Experimental study on the auto-initiation of rotating detonation with high-temperature hydrogen-rich gas

Abstract

An experimental study on the auto-initiation process of rotating detonation waves (RDWs) was conducted with high-temperature hydrogen-rich gas as the fuel and air as the oxidant. Spontaneous combustion of high-temperature hydrogen-rich gas and air occurred after they were injected into a rotating detonation chamber (RDC), which resulted in hot spots in the RDC and induced the formation of a rotating deflagration flame. Then, an RDW formed through the deflagration-to-detonation transition process in the RDC. The auto-initiation process of high-temperature hydrogen-rich gas and the formation mechanism of RDWs were studied in detail through experiments. The influences of the equivalence ratio on the RDW propagation characteristics of high-temperature hydrogen-rich gas were analyzed.

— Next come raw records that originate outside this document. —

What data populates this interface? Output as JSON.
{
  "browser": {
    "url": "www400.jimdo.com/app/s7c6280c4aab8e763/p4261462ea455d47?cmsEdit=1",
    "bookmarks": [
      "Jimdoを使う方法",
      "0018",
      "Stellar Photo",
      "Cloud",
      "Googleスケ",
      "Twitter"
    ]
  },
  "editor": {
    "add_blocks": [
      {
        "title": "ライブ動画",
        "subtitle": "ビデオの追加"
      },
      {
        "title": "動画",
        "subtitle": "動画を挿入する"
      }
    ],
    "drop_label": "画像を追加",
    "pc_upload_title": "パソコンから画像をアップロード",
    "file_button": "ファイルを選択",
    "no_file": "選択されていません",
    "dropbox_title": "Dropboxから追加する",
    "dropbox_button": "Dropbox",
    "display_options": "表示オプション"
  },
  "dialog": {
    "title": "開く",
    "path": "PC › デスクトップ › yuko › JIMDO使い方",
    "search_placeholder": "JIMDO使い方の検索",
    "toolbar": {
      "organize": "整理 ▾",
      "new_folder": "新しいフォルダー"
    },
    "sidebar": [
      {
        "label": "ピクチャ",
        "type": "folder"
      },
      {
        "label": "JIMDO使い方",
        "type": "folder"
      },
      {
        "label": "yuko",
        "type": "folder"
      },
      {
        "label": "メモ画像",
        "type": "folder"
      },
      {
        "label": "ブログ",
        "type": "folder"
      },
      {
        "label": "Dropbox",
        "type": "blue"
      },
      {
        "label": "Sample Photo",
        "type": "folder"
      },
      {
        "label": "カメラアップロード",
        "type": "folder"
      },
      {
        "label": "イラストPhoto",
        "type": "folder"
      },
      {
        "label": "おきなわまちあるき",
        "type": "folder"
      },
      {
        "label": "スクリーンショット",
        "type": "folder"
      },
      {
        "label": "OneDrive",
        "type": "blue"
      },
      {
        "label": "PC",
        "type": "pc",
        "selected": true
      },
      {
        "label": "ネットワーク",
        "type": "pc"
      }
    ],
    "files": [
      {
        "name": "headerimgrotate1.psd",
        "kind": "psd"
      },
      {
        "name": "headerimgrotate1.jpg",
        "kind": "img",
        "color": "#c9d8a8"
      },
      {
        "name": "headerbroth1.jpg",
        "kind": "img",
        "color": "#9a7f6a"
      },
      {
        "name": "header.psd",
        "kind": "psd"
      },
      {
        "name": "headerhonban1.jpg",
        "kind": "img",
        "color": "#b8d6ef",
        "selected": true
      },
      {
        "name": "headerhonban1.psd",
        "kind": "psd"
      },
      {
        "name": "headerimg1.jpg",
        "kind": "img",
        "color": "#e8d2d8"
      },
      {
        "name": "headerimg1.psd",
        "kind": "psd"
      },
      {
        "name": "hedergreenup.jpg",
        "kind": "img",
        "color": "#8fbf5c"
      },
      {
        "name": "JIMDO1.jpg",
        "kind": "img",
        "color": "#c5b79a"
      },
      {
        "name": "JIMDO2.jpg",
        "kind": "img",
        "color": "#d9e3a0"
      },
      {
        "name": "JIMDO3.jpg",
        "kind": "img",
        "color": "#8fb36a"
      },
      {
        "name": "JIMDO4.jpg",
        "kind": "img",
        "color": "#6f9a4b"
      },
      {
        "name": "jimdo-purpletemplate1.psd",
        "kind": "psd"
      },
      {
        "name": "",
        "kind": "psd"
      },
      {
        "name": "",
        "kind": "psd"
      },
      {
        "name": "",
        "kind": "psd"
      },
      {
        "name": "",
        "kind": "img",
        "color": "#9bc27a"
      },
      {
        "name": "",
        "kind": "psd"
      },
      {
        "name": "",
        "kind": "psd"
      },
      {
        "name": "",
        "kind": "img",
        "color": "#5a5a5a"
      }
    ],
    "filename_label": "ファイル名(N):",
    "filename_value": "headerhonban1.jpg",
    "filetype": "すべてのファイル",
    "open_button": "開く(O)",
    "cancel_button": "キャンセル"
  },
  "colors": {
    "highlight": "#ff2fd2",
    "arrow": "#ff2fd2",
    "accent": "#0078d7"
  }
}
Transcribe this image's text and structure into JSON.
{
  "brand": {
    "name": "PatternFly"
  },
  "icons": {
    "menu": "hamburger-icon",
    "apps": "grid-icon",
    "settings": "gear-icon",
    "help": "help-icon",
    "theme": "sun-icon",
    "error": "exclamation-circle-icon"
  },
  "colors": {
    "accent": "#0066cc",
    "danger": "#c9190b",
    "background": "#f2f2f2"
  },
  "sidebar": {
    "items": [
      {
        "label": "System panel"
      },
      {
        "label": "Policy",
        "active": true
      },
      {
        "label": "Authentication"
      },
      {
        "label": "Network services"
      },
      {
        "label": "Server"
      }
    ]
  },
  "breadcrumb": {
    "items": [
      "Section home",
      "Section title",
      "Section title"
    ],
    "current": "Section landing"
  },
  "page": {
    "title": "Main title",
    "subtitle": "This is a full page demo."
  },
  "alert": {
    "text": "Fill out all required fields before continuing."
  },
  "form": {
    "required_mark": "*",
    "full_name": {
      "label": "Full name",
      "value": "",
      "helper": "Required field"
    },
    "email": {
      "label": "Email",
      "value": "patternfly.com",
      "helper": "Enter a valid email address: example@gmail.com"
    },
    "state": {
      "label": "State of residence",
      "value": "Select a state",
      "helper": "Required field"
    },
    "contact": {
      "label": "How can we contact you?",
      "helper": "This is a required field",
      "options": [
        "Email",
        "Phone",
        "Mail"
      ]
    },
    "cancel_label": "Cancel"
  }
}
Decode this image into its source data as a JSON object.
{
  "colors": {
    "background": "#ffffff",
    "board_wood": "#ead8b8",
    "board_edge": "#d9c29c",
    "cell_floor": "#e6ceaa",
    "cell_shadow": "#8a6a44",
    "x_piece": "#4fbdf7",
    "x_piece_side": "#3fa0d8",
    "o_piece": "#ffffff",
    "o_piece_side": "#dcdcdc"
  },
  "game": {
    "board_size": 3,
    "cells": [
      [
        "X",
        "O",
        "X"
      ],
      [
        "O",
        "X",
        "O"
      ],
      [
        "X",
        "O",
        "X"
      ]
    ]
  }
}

The results showed that with the increase in the equivalence ratio from 0.61 to 1.93, five RDW propagation modes appeared in the RDC: Failure, two counter rotating detonation wave (TCRDW), Mixed, intermittent single rotating demodulation wave, and single rotating detonation wave (SRDW) modes. The Mixed mode was the transition mode from the TCRDW mode to the SRDW mode. The highest RDW velocity was 1485.9 m/s when the equivalence ratio was 1.32, in which the propagation mode was the stable SRDW mode.